Shut the fuck up and do something useful.

Wankers.

evil techno droid


Nano Response

19.12.2004 19:47

It seems to me that as a scientist working in the 'nano' field the campaigners against the nano events have made the classic mistake by misinterpreting what nano really stands for. Sure there are potential problems associated with these technologies and industry and I myself would like to have a clearer understanding of how some of these products could interact with the environment and the human body. If the protestors had concentrated on these issues I think they could have had the researchers over a barrel for the simple fact there is no conclusive evidence either way. I for one would welcome an open debate on some of these issues before we get settled into 30 years of industry and find that to our later detriment that these products are dangerous.

I think it important to understand that nano is NOT dangerous and is nothing more than a commitment to working at a particular length scale. There is a great if potential good that can and will come from the sciences working at this level, but what we should be concerned about is adequate testing of potentially harmful entities such as nanoparticles that may be released into the environment or human bodies.

We need more research and we need this now. There are simply not enough studies of toxicity to allay my fears...and increasingly it would seem those of others.

Nano Scientist


Destructive efforts are futile.

23.12.2004 16:00

I completely agree droid. The protestors were completely clueless, luddites and reactionaries appearing before there is even anything tangible to react to. Protests can only damage the benign commercial applications, not the dangerous military ones. This is world-changing technology that will make this a pivotal moment in history, and all the self-proclaimed guardians of freedom can do is throw stink bombs. In this case creative effort is vastly more leveraged than destructive effort (much like writing Linux was a far better way to attack Microsoft than throwing some eggs at the parking lot). These technologies are inevitable, and the way to make them positive it to make sure the defensive and liberating tools are developed and distributed ahead of the negative ones. Personally I've gone a step further and work for the Singularity Institute ( http://www.singinst.org).

Michael Wilson


Open Source nanotech

27.12.2004 15:53

yeah, i'd go along with that, the only way to make the emerging nanotech industry accountable is to make participants adopt the tried and trusted open-source development model. Strangely enough they were arguing this in the techno-utopia-leftist lists 5 years ago. Where ill-informed, undereducated, science-phobic protest was also predicted a matter of fact.

anarchonano


Top result for nanotech leeds

03.09.2007 12:39

I was searching for a PhD position at leeds, to see what they had to offer, instead the first hit is this page. I agree with nearly all of the comments so far, this protest was aproached with little or no understanding of nanotechnology.
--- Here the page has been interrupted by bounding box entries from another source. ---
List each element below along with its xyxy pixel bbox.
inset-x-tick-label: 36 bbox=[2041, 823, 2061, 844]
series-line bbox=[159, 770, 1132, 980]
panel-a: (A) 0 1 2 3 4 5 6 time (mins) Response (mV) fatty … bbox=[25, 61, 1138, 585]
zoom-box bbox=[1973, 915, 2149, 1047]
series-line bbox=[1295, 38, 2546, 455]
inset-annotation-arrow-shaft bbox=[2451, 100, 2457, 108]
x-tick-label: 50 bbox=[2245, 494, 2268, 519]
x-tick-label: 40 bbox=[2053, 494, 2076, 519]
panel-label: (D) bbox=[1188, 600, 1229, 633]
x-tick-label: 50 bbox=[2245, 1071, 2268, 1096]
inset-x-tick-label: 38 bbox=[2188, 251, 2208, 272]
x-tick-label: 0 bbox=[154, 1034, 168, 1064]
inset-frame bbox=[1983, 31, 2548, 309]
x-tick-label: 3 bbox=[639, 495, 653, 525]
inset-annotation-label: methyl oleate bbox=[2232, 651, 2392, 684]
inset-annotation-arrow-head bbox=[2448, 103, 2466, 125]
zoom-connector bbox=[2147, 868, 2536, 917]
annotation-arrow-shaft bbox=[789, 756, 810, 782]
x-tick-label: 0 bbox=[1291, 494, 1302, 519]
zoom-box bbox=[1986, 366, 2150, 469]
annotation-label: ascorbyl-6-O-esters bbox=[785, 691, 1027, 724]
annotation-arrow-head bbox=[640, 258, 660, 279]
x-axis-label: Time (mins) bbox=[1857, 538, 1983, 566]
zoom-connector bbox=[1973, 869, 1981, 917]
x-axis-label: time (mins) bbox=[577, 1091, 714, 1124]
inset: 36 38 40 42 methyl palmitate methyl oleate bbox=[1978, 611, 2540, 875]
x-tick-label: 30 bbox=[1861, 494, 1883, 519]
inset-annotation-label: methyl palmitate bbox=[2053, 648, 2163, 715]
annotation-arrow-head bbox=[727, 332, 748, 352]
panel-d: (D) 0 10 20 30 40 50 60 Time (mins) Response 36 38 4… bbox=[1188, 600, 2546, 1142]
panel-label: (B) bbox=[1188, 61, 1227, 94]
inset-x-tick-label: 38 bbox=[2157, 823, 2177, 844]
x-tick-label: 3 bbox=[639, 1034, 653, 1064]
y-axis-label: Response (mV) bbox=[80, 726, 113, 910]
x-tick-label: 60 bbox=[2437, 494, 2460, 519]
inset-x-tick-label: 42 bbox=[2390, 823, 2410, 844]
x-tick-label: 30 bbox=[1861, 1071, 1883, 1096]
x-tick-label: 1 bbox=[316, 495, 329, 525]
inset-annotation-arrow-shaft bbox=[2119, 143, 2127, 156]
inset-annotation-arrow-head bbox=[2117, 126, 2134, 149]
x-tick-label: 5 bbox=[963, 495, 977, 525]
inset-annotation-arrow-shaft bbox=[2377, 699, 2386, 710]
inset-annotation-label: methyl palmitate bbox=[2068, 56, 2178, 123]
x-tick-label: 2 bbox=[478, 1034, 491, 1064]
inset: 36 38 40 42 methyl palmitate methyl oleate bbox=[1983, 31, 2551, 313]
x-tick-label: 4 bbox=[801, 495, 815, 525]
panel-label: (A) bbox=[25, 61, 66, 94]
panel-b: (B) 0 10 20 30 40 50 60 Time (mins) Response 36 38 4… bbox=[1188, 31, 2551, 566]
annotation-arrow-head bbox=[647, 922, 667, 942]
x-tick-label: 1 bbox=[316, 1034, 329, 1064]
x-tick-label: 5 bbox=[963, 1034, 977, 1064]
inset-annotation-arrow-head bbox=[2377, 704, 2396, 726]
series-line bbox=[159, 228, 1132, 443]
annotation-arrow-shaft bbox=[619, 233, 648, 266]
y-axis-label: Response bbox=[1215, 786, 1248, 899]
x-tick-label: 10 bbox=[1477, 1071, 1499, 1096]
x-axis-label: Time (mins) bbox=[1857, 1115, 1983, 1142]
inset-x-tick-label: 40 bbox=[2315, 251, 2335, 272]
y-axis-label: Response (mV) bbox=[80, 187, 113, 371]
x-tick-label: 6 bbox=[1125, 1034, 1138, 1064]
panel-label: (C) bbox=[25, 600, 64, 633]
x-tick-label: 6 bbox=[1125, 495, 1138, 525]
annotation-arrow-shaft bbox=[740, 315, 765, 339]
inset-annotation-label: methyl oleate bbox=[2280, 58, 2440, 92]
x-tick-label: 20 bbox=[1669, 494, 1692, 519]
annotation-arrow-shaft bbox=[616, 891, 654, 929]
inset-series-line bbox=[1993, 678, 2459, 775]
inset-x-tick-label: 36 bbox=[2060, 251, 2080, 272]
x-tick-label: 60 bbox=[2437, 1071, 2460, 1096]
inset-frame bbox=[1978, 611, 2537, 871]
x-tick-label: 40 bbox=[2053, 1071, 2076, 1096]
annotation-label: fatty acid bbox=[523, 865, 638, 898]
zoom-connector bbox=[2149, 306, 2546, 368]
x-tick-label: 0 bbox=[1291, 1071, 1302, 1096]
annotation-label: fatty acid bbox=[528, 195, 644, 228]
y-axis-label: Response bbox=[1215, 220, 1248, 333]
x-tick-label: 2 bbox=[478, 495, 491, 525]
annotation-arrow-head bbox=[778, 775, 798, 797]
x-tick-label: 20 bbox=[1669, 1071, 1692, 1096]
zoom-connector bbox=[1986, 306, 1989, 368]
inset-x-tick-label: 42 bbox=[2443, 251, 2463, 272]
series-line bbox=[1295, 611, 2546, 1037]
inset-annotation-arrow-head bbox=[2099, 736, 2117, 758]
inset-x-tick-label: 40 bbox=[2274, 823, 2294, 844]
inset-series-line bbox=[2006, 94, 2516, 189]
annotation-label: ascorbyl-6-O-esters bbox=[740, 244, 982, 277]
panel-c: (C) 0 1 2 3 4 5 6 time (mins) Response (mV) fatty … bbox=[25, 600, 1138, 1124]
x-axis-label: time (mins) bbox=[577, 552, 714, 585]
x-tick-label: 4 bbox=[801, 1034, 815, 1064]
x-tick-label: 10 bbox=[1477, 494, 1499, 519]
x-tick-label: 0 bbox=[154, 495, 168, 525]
It seems to me that protests against nanotechnology, nuclear and biotechnologies have a running theme; find a negative application or 2 and decide that the whole subject should be written off.

Why are these protesters not sabotaging chemistry departments, if it was not for chemistry we wouldn't have BOMBS! Why not campaign to BAN milling machines and drills because they are used to make GUNS! Oh hold on, that's because there are other uses for those things...

How many researchers attended the protest? or perhaps a better question; how many of the protesters have ever attended a nanotechnology conference?